In order to ensure the quality of my data, I drew a grid of points on a sheet of paper and took pictures with my phone of my microphone. This worked great for me, as I had little to worry about in terms of camera rotation.

Depth Refocusing:

Aperture Adjustment:

Summary

The coolest thing that I learned from this assignment is that we can use multiple, properly spaced cameras to produce an image that looks like it was taken from one camera!

Project 2: "Poor Man's Augmented Reality"

Project Overviews

In this project, I made a small paper box with points marked on it, recorded a video of the box, and used augmented reality to make objects appear as though they were actually physically there.

Part 1: "Setup"

Here's the video of the box that I made.

Part 2 & 3: "Keypoints with Known 3D World Coordinates", "Propogating Keypoints to other Images in the Video"

For these parts, I chose some of the points on the box by hand from the first frame of the video.
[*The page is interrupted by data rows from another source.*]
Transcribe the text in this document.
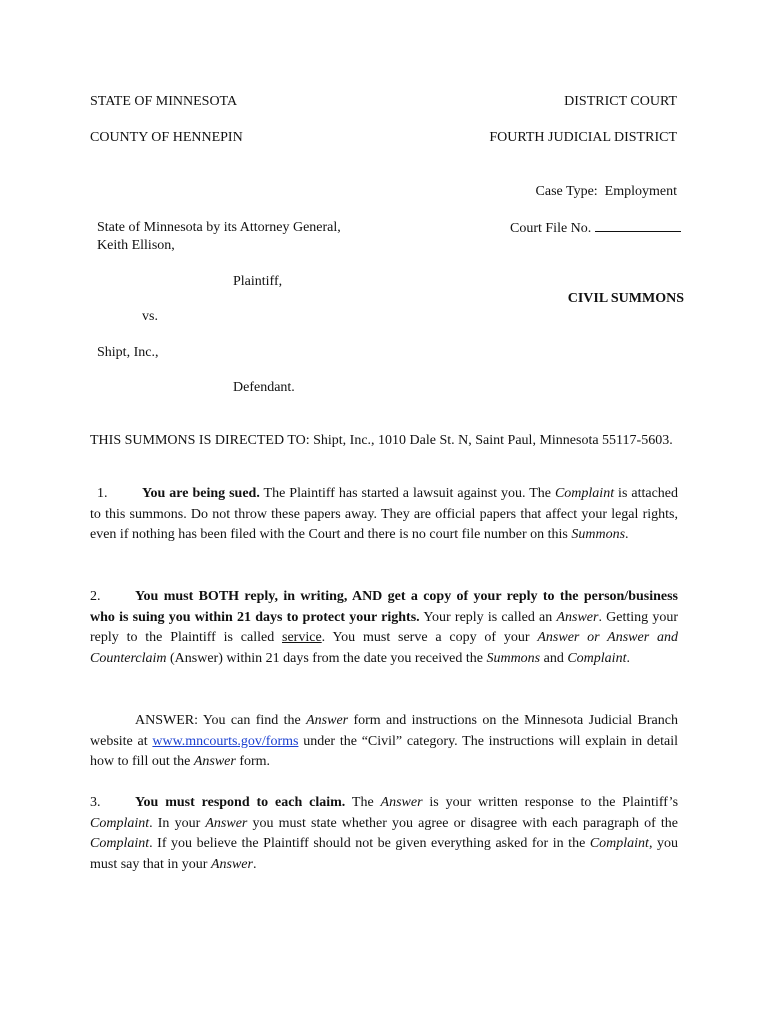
STATE OF MINNESOTA	DISTRICT COURT
COUNTY OF HENNEPIN	FOURTH JUDICIAL DISTRICT
Case Type: Employment
State of Minnesota by its Attorney General,
Keith Ellison,
Court File No.
Plaintiff,
CIVIL SUMMONS
vs.
Shipt, Inc.,
Defendant.
THIS SUMMONS IS DIRECTED TO: Shipt, Inc., 1010 Dale St. N, Saint Paul, Minnesota 55117-5603.

1. You are being sued. The Plaintiff has started a lawsuit against you. The Complaint is attached to this summons. Do not throw these papers away. They are official papers that affect your legal rights, even if nothing has been filed with the Court and there is no court file number on this Summons.

2. You must BOTH reply, in writing, AND get a copy of your reply to the person/business who is suing you within 21 days to protect your rights. Your reply is called an Answer. Getting your reply to the Plaintiff is called service. You must serve a copy of your Answer or Answer and Counterclaim (Answer) within 21 days from the date you received the Summons and Complaint.

ANSWER: You can find the Answer form and instructions on the Minnesota Judicial Branch website at www.mncourts.gov/forms under the “Civil” category. The instructions will explain in detail how to fill out the Answer form.

3. You must respond to each claim. The Answer is your written response to the Plaintiff’s Complaint. In your Answer you must state whether you agree or disagree with each paragraph of the Complaint. If you believe the Plaintiff should not be given everything asked for in the Complaint, you must say that in your Answer.
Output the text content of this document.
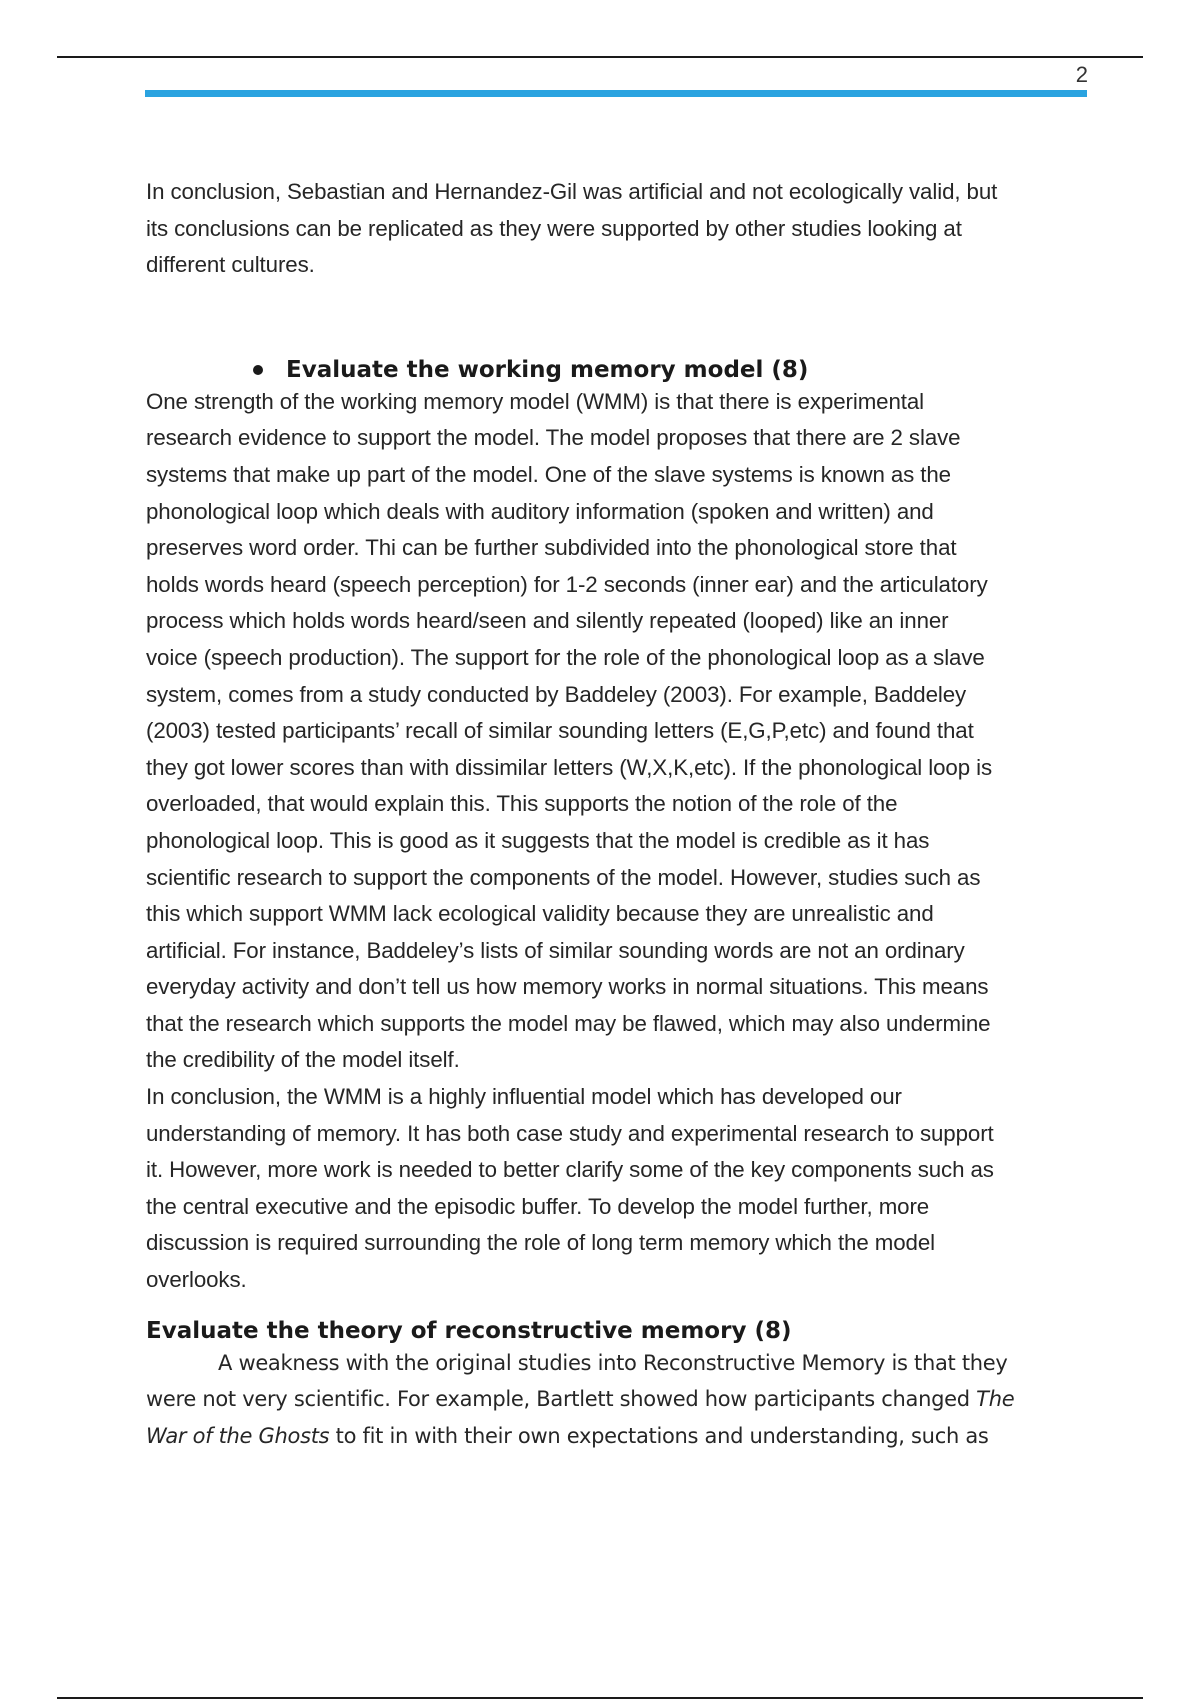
2
In conclusion, Sebastian and Hernandez-Gil was artificial and not ecologically valid, but
its conclusions can be replicated as they were supported by other studies looking at
different cultures.
Evaluate the working memory model (8)
One strength of the working memory model (WMM) is that there is experimental
research evidence to support the model. The model proposes that there are 2 slave
systems that make up part of the model. One of the slave systems is known as the
phonological loop which deals with auditory information (spoken and written) and
preserves word order. Thi can be further subdivided into the phonological store that
holds words heard (speech perception) for 1-2 seconds (inner ear) and the articulatory
process which holds words heard/seen and silently repeated (looped) like an inner
voice (speech production). The support for the role of the phonological loop as a slave
system, comes from a study conducted by Baddeley (2003). For example, Baddeley
(2003) tested participants’ recall of similar sounding letters (E,G,P,etc) and found that
they got lower scores than with dissimilar letters (W,X,K,etc). If the phonological loop is
overloaded, that would explain this. This supports the notion of the role of the
phonological loop. This is good as it suggests that the model is credible as it has
scientific research to support the components of the model. However, studies such as
this which support WMM lack ecological validity because they are unrealistic and
artificial. For instance, Baddeley’s lists of similar sounding words are not an ordinary
everyday activity and don’t tell us how memory works in normal situations. This means
that the research which supports the model may be flawed, which may also undermine
the credibility of the model itself.
In conclusion, the WMM is a highly influential model which has developed our
understanding of memory. It has both case study and experimental research to support
it. However, more work is needed to better clarify some of the key components such as
the central executive and the episodic buffer. To develop the model further, more
discussion is required surrounding the role of long term memory which the model
overlooks.
Evaluate the theory of reconstructive memory (8)
A weakness with the original studies into Reconstructive Memory is that they
were not very scientific. For example, Bartlett showed how participants changed The
War of the Ghosts to fit in with their own expectations and understanding, such as
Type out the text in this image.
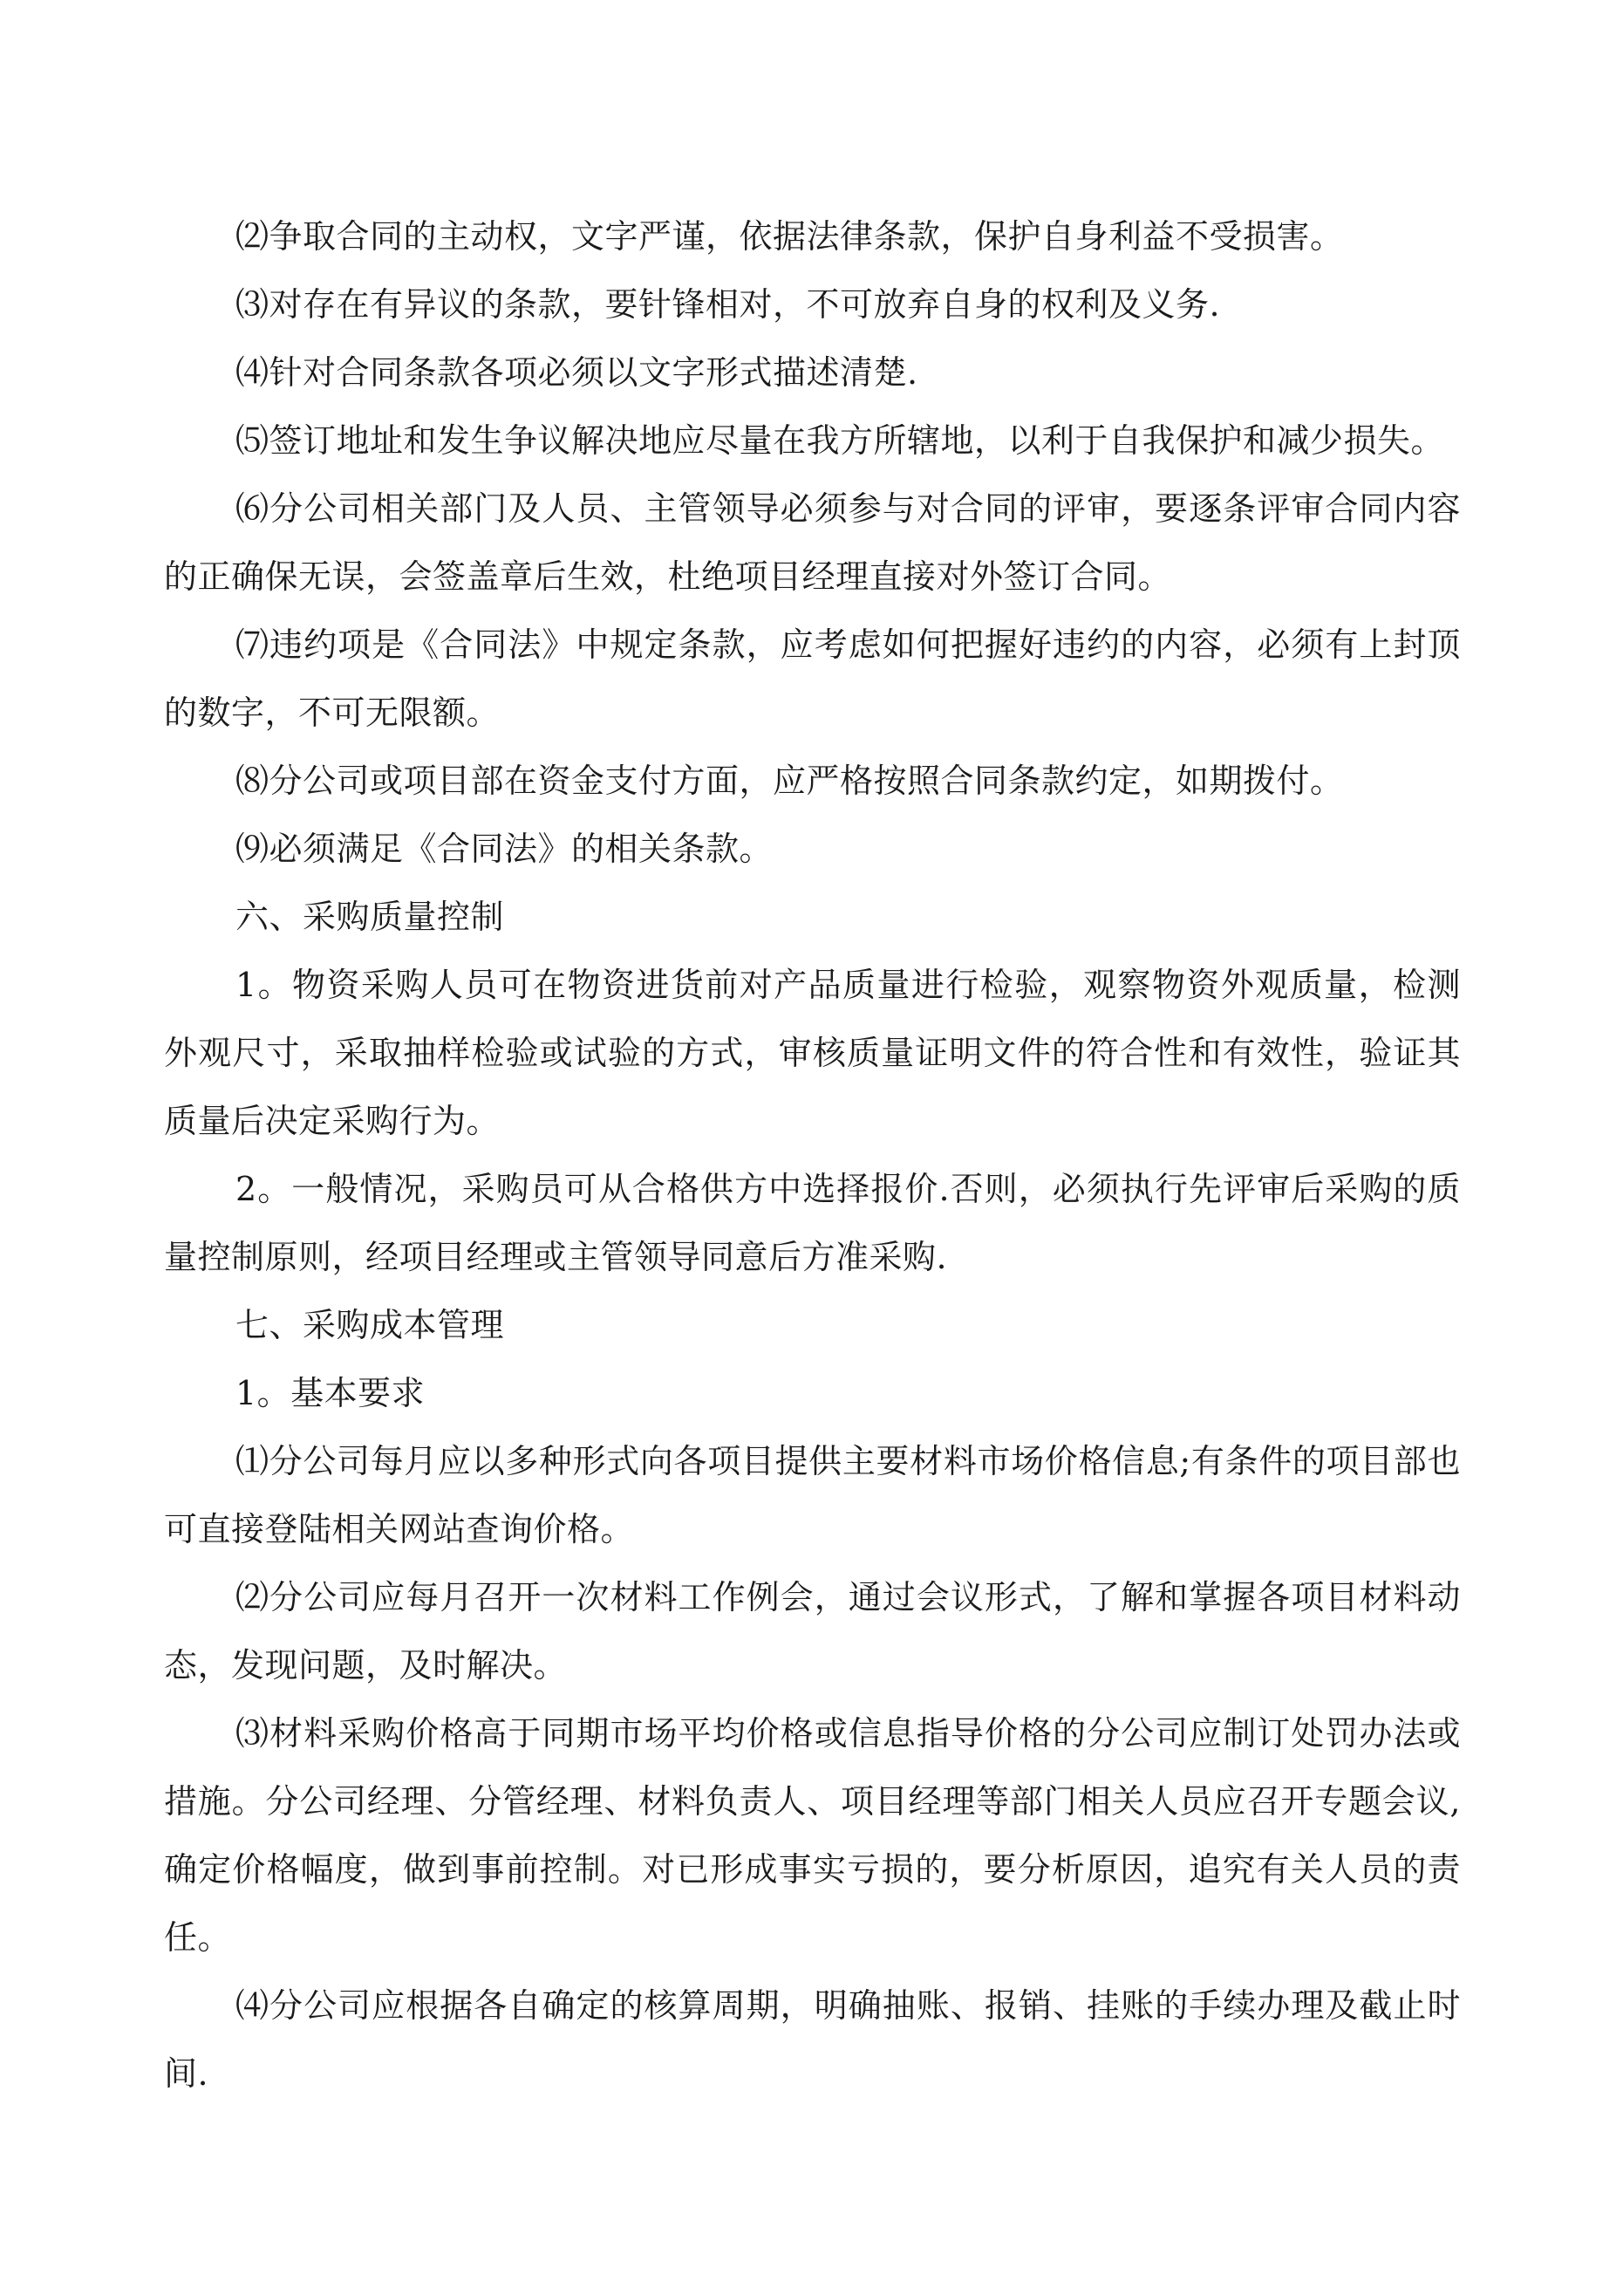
⑵争取合同的主动权，文字严谨，依据法律条款，保护自身利益不受损害。

⑶对存在有异议的条款，要针锋相对，不可放弃自身的权利及义务.

⑷针对合同条款各项必须以文字形式描述清楚.

⑸签订地址和发生争议解决地应尽量在我方所辖地，以利于自我保护和减少损失。

⑹分公司相关部门及人员、主管领导必须参与对合同的评审，要逐条评审合同内容的正确保无误，会签盖章后生效，杜绝项目经理直接对外签订合同。

⑺违约项是《合同法》中规定条款，应考虑如何把握好违约的内容，必须有上封顶的数字，不可无限额。

⑻分公司或项目部在资金支付方面，应严格按照合同条款约定，如期拨付。

⑼必须满足《合同法》的相关条款。

六、采购质量控制

1。物资采购人员可在物资进货前对产品质量进行检验，观察物资外观质量，检测外观尺寸，采取抽样检验或试验的方式，审核质量证明文件的符合性和有效性，验证其质量后决定采购行为。

2。一般情况，采购员可从合格供方中选择报价.否则，必须执行先评审后采购的质量控制原则，经项目经理或主管领导同意后方准采购.

七、采购成本管理

1。基本要求

⑴分公司每月应以多种形式向各项目提供主要材料市场价格信息;有条件的项目部也可直接登陆相关网站查询价格。

⑵分公司应每月召开一次材料工作例会，通过会议形式，了解和掌握各项目材料动态，发现问题，及时解决。

⑶材料采购价格高于同期市场平均价格或信息指导价格的分公司应制订处罚办法或措施。分公司经理、分管经理、材料负责人、项目经理等部门相关人员应召开专题会议,确定价格幅度，做到事前控制。对已形成事实亏损的，要分析原因，追究有关人员的责任。

⑷分公司应根据各自确定的核算周期，明确抽账、报销、挂账的手续办理及截止时间.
I chose only to mark keypoints that appear throughout the entire video, though my code is prepared to handle keypoints that will occasionally disappear. I then used CSRT trackers for each of the selected points, with a bounding box size of 21 pixels for each point. This large bounding box size ensured that points never got lost. To propogate the keypoints, we iterate over the frames of the video and update our tracker based on these new frames, one at a time. The results are as shown below.

Part 4: "Calibrating the Camera"

In each frame, to calibrate the camera, we used least squares to find the matrix that allows us to project world coordinates into image coordinates. The world coordinates always stayed the same, but the image coordinates varied based on the locations of the centers of the bounding boxes. Here's a video with the X, Y, and negative Z axes shown.

Part 5: "Projecting a Cube in the Scene"

In order to project a cube onto the box, I adapted the draw() function used here . This function relies on both the current frame, and the current camera projection matrix. I had to change the function slightly to move the cube on top of the box, since having the cube inside of the box wouldn't have made sense.

Summary

The coolest thing that I learned in this project was how to actually solve for the camera matrix using least squares.